World Language FAQs

  • What languages are taught at South Middle School?

    Students at South Middle School have the option to study French, Mandarin Chinese, Latin, and Spanish in grades 6-8. Some students who require academic interventions in the 6th and 7th grade delay the study of language until the 8th grade when they begin studying Spanish.


    How and when does my child choose their language?

    Each year (typically in January), representatives from South Middle School visit 5th graders at all elementary schools to share a presentation about the World Language program and the process by which students indicate their preference for language study. Shortly after, parents are contacted with a World Language introductory letter and instructions for accessing a Google Form on which students indicate their 1st, 2nd, and 3rd choices for language study. 


    Is my child guaranteed their first language choice? 

    Although we try our best to grant everyone their first choice, it is not always guaranteed. There are many factors that go into scheduling. This is why we ask you to choose up to 3 languages in the event the first language choice can not be accommodated.


    Can my child switch to another language next year if s/he does not like it? 

    No. World Language study is a 3+ year committment. Therefore, it is important to choose the language you are passionate about learning to ensure your dedication, interest and independent success in learning the language.   


    What if my child is proficient in the language they are choosing? 

    All language classes in grade 6 begin at an introductory level and work towards a low-intermediate level by grade 8. If children are heritage learners and can read, write, listen and speak in the language they are thinking about taking, it is strongly recommended they choose another language to study.   


    What does the middle school language program look like?
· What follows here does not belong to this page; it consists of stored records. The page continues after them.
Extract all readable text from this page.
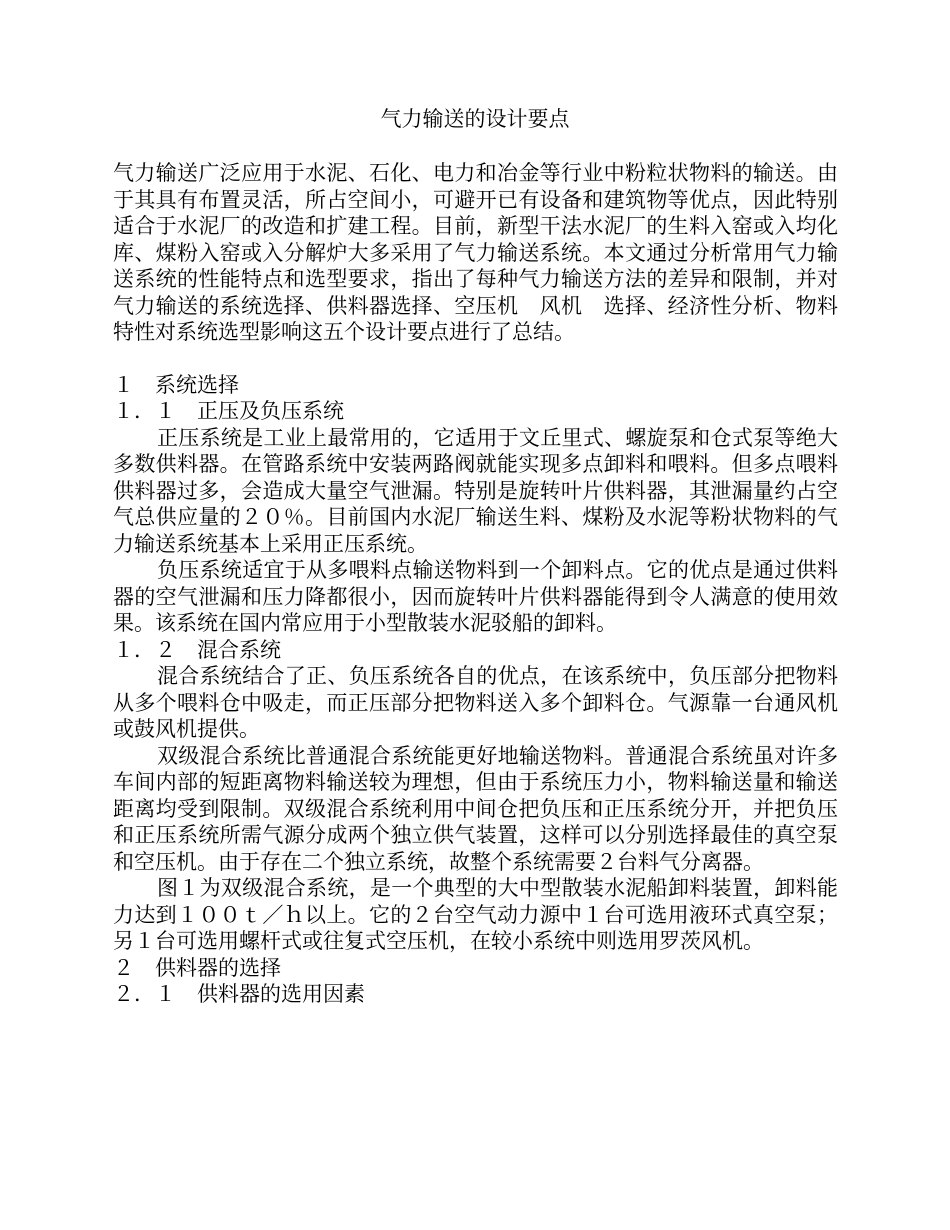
气力输送的设计要点

气力输送广泛应用于水泥、石化、电力和冶金等行业中粉粒状物料的输送。由于其具有布置灵活，所占空间小，可避开已有设备和建筑物等优点，因此特别适合于水泥厂的改造和扩建工程。目前，新型干法水泥厂的生料入窑或入均化库、煤粉入窑或入分解炉大多采用了气力输送系统。本文通过分析常用气力输送系统的性能特点和选型要求，指出了每种气力输送方法的差异和限制，并对气力输送的系统选择、供料器选择、空压机　风机　选择、经济性分析、物料特性对系统选型影响这五个设计要点进行了总结。

１　系统选择

１．１　正压及负压系统

正压系统是工业上最常用的，它适用于文丘里式、螺旋泵和仓式泵等绝大多数供料器。在管路系统中安装两路阀就能实现多点卸料和喂料。但多点喂料供料器过多，会造成大量空气泄漏。特别是旋转叶片供料器，其泄漏量约占空气总供应量的２０％。目前国内水泥厂输送生料、煤粉及水泥等粉状物料的气力输送系统基本上采用正压系统。

负压系统适宜于从多喂料点输送物料到一个卸料点。它的优点是通过供料器的空气泄漏和压力降都很小，因而旋转叶片供料器能得到令人满意的使用效果。该系统在国内常应用于小型散装水泥驳船的卸料。

１．２　混合系统

混合系统结合了正、负压系统各自的优点，在该系统中，负压部分把物料从多个喂料仓中吸走，而正压部分把物料送入多个卸料仓。气源靠一台通风机或鼓风机提供。

双级混合系统比普通混合系统能更好地输送物料。普通混合系统虽对许多车间内部的短距离物料输送较为理想，但由于系统压力小，物料输送量和输送距离均受到限制。双级混合系统利用中间仓把负压和正压系统分开，并把负压和正压系统所需气源分成两个独立供气装置，这样可以分别选择最佳的真空泵和空压机。由于存在二个独立系统，故整个系统需要２台料气分离器。

图１为双级混合系统，是一个典型的大中型散装水泥船卸料装置，卸料能力达到１００ｔ／ｈ以上。它的２台空气动力源中１台可选用液环式真空泵；另１台可选用螺杆式或往复式空压机，在较小系统中则选用罗茨风机。

２　供料器的选择

２．１　供料器的选用因素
    We offer a three-year program in Chinese, French, Latin and Spanish with emphasis on the four modalities of listening, speaking, reading and writing skills. In Latin,the emphasis is on translation, grammar, and Latin to English word derivation; there will also be a strong focus on Roman mythology, history, and the daily life of the ancient Romans, as well as the impact of the Greco-Roman world on our modern society.  All courses incorporate 21st century skills: communication, critical thinking, creativity and collaboration. There is a communicative approach to language learning, as well as an emphasis on cultural fluency. 
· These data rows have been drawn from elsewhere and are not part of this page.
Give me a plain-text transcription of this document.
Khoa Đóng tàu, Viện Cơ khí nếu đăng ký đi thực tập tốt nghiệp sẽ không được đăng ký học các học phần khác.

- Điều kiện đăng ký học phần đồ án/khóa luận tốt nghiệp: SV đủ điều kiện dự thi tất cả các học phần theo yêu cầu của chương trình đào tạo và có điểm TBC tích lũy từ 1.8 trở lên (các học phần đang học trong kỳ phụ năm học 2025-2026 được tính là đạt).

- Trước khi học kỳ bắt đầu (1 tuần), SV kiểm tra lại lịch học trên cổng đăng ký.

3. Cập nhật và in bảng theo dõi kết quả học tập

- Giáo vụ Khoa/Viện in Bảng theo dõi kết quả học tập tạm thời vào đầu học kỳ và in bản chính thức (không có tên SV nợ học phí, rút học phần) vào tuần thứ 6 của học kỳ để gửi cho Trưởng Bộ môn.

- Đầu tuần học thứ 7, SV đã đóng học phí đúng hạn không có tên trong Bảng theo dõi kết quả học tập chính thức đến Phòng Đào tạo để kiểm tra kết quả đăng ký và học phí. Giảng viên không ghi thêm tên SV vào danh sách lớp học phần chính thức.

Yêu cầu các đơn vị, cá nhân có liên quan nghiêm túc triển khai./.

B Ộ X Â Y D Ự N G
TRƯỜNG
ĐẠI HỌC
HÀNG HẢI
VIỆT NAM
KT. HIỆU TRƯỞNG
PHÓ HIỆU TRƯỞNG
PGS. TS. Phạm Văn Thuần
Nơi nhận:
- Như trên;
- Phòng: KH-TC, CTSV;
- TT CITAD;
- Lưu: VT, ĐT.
    What will my child learn over a three-year period? 

    There are various topics that make up the NYS Checkpoint A curriculum. These topics include: Personal Identification and Information, House and Home, Family Life, Education, Physical Environment, Leisure Activities, Meal-taking/ Food/ Drink, Health and Welfare, Community and Neighborhood, Shopping, Earning A Living, Travel. All of the aforementioned topics will not be learned at once. Some of these topics will be introduced solely in grade 6, while others are introduced for the first time in grade 7 or grade 8.  Language is continuously built upon, therefore as students progress through the Checkpoint A program, content will be spiraled from previous years of study.